The furore over the sacking of Kevin Pietersen - the most brilliant, thrilling and troublesome England batsman of his generation - is in danger of obscuring several underlying truths.
There was no single deed or incident that led the England management to sack Pietersen. It was not caused by an isolated team meeting or dressing room argument. After all, every team suffers occasional rows, especially those that are losing 5-0.
Instead of a smoking gun, there was a gradual steeling of resolve among the England's central decision-makers - leading ultimately to complete unanimity - that it was time to move on.
The England and Wales Cricket Board's silence over exactly why Pietersen was discarded is widely interpreted as a sign of weakness, as though they don't have enough evidence to back up the decision.
There is a rival explanation. It is that the evidence, though piecemeal and incremental, was so clear that the ECB does not know how to get it into the public domain without causing deep and unnecessary damage.
The legal constraints it refers to, while real, are only part of the story.
Sacking players is an unavoidable part of sports management. Trashing reputations should be avoided wherever possible.
There is a connected point here. Although the public is understandably fascinated by the disappearance from international cricket of one of the game's great entertainers, it is a mistake to think that managers and selectors "owe" fans a total explanation for their strategy or selections.
That so many in the media take this line is all too convenient - full disclosure makes good copy, but not necessarily successful sports teams.
Sir Alex Ferguson, revered as one of football's greatest managers, did not offer complete and exhaustive explanations for his controversial and ruthless decisions to move on from David Beckham and Roy Keane.
The Scot coughed up a bit for journalists to work with during his reign at Manchester United, certainly - a line about a wife's influence, a suggestion of an ageing body - but nothing like the whole picture.
But he would have laughed at the idea of being honour bound to justify every decision. The Ferguson line: I am paid to make decisions and to get results, how I do it is my business.
Indeed, the striking thing about the whole episode is how comfortable the crucial decision-makers feel about England's Pietersen-less future.
These men have a great deal of self-interest at stake. To use the language of financial traders, they have plenty of skin in the game.
Ashley Giles, possibly being auditioned for the job of leading England following the demise of Andy Flower, must fancy that winning the World Twenty20 would do his cause no harm. Yet he did not make the case for Pietersen.
Alastair Cook, captain of England's Test and one-day side, knows that he needs an upturn in results. And yet when he envisaged a successful England future, Pietersen was not part of that picture.
Paul Downton, the ECB's new managing director, is entirely aware that he, too, will be judged according to performance.

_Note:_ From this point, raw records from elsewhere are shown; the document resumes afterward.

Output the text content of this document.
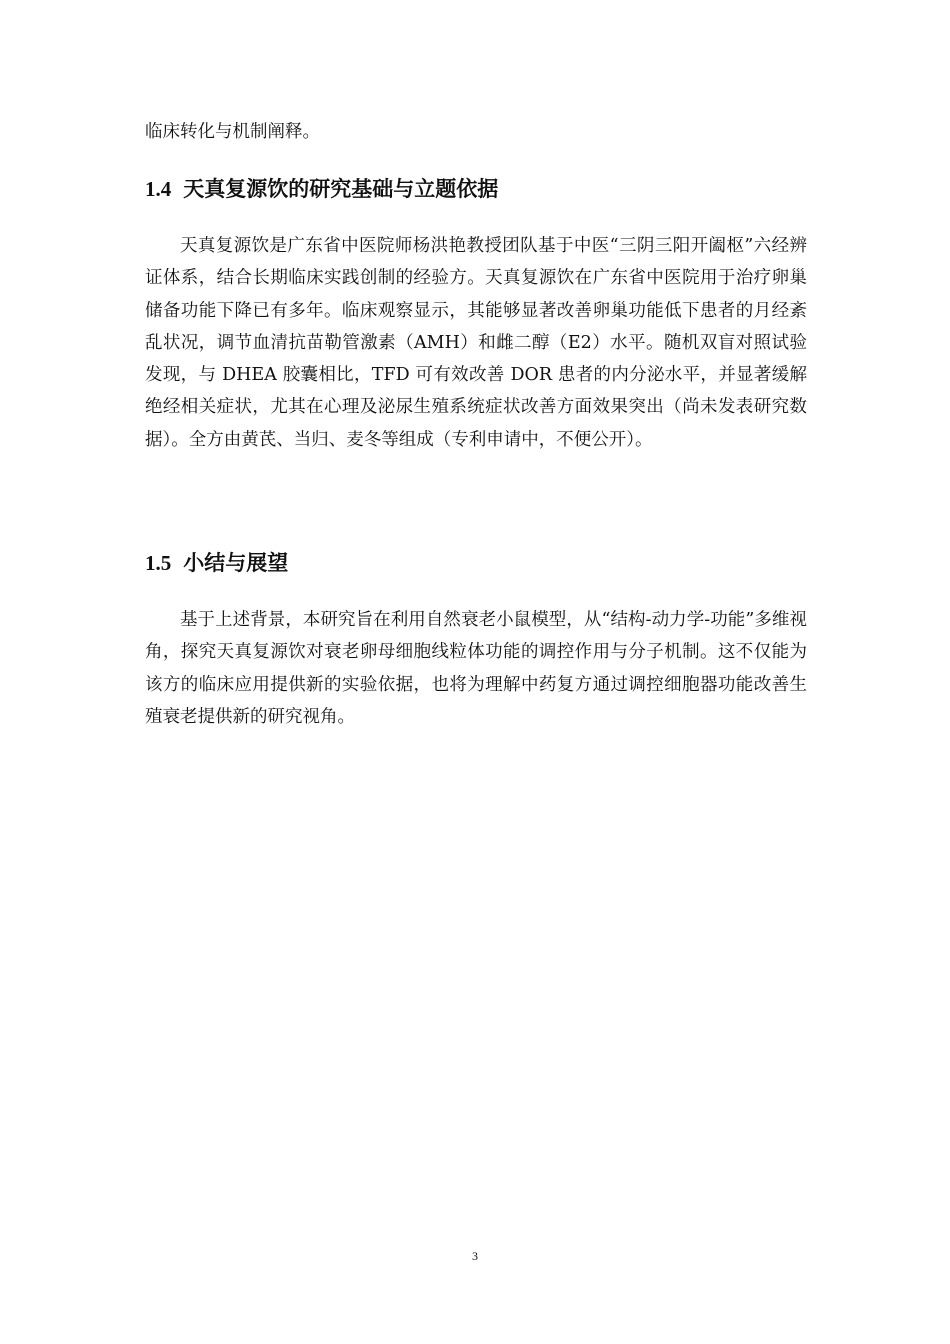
临床转化与机制阐释。

1.4 天真复源饮的研究基础与立题依据

天真复源饮是广东省中医院师杨洪艳教授团队基于中医“三阴三阳开阖枢”六经辨证体系，结合长期临床实践创制的经验方。天真复源饮在广东省中医院用于治疗卵巢储备功能下降已有多年。临床观察显示，其能够显著改善卵巢功能低下患者的月经紊乱状况，调节血清抗苗勒管激素（AMH）和雌二醇（E2）水平。随机双盲对照试验发现，与 DHEA 胶囊相比，TFD 可有效改善 DOR 患者的内分泌水平，并显著缓解绝经相关症状，尤其在心理及泌尿生殖系统症状改善方面效果突出（尚未发表研究数据）。全方由黄芪、当归、麦冬等组成（专利申请中，不便公开）。

1.5 小结与展望

基于上述背景，本研究旨在利用自然衰老小鼠模型，从“结构-动力学-功能”多维视角，探究天真复源饮对衰老卵母细胞线粒体功能的调控作用与分子机制。这不仅能为该方的临床应用提供新的实验依据，也将为理解中药复方通过调控细胞器功能改善生殖衰老提供新的研究视角。

3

And he felt certain that England were better off making a clean break.
It is impossible to imagine that three pragmatic men decided to act against their own professional self-interest just because they couldn't be bothered to make the extra effort of "managing" someone.
Pietersen will now inevitably become a kind of king in exile, a very lucrative and peripatetic exile it will be, too, thanks to the millions he will make playing T20.

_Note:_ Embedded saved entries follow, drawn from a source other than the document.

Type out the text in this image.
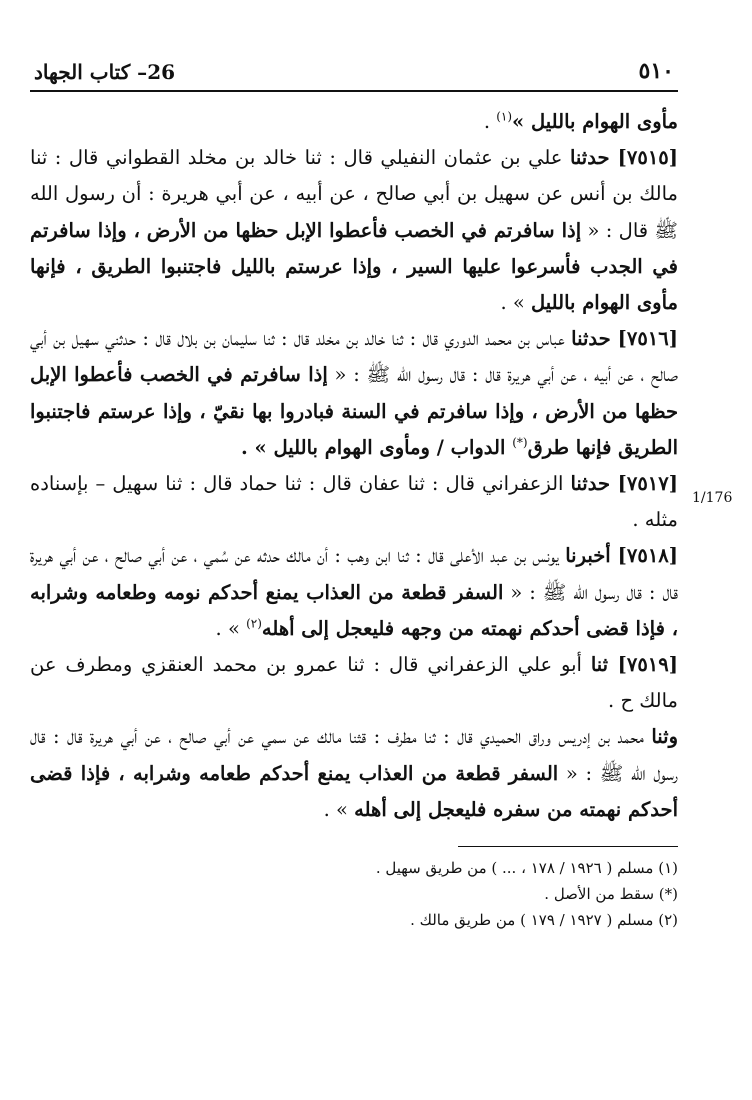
26– كتاب الجهاد	٥١٠

مأوى الهوام بالليل »$^{(١)}$ .

[٧٥١٥] حدثنا علي بن عثمان النفيلي قال : ثنا خالد بن مخلد القطواني قال : ثنا مالك بن أنس عن سهيل بن أبي صالح ، عن أبيه ، عن أبي هريرة : أن رسول الله ﷺ قال : « إذا سافرتم في الخصب فأعطوا الإبل حظها من الأرض ، وإذا سافرتم في الجدب فأسرعوا عليها السير ، وإذا عرستم بالليل فاجتنبوا الطريق ، فإنها مأوى الهوام بالليل » .

[٧٥١٦] حدثنا عباس بن محمد الدوري قال : ثنا خالد بن مخلد قال : ثنا سليمان بن بلال قال : حدثني سهيل بن أبي صالح ، عن أبيه ، عن أبي هريرة قال : قال رسول الله ﷺ : « إذا سافرتم في الخصب فأعطوا الإبل حظها من الأرض ، وإذا سافرتم في السنة فبادروا بها نقيّ ، وإذا عرستم فاجتنبوا الطريق فإنها طرق(*) الدواب / ومأوى الهوام بالليل » .

[٧٥١٧] حدثنا الزعفراني قال : ثنا عفان قال : ثنا حماد قال : ثنا سهيل – بإسناده مثله .

[٧٥١٨] أخبرنا يونس بن عبد الأعلى قال : ثنا ابن وهب : أن مالك حدثه عن سُمي ، عن أبي صالح ، عن أبي هريرة قال : قال رسول الله ﷺ : « السفر قطعة من العذاب يمنع أحدكم نومه وطعامه وشرابه ، فإذا قضى أحدكم نهمته من وجهه فليعجل إلى أهله$^{(٢)}$ » .

[٧٥١٩] ثنا أبو علي الزعفراني قال : ثنا عمرو بن محمد العنقزي ومطرف عن مالك ح .

وثنا محمد بن إدريس وراق الحميدي قال : ثنا مطرف : قثنا مالك عن سمي عن أبي صالح ، عن أبي هريرة قال : قال رسول الله ﷺ : « السفر قطعة من العذاب يمنع أحدكم طعامه وشرابه ، فإذا قضى أحدكم نهمته من سفره فليعجل إلى أهله » .

(١) مسلم ( ١٩٢٦ / ١٧٨ ، ... ) من طريق سهيل .
(*) سقط من الأصل .
(٢) مسلم ( ١٩٢٧ / ١٧٩ ) من طريق مالك .
1/176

His high-profile supporters will doubtless interpret everything that goes wrong for the new England team in terms of Pietersen's absence.
As with an early modern magnate who has been banished from his estates, Pietersen's courtiers and admirers will rail at the illegitimacy and unfairness of the new regime.
So will Pietersen dominate England's immediate future?
That answer will be determined by how well they play cricket.
How successfully can England build a new team, how cleverly can they create a mood of youth and optimism, and - above all - how well will they bat, bowl and field?
Those facts, not the current PR furore, will determine how history judges their unanimous position.
As every sensible medieval king figured out, the way to deal with a rival king in exile is to govern well at home. Then the appeals of the exile's advocates fall on deaf ears.
It is not all about making the right decisions, but also making those decisions right.
As all historians know, public figures ensure that their judgements are assessed kindly by posterity by ending up on the winning side.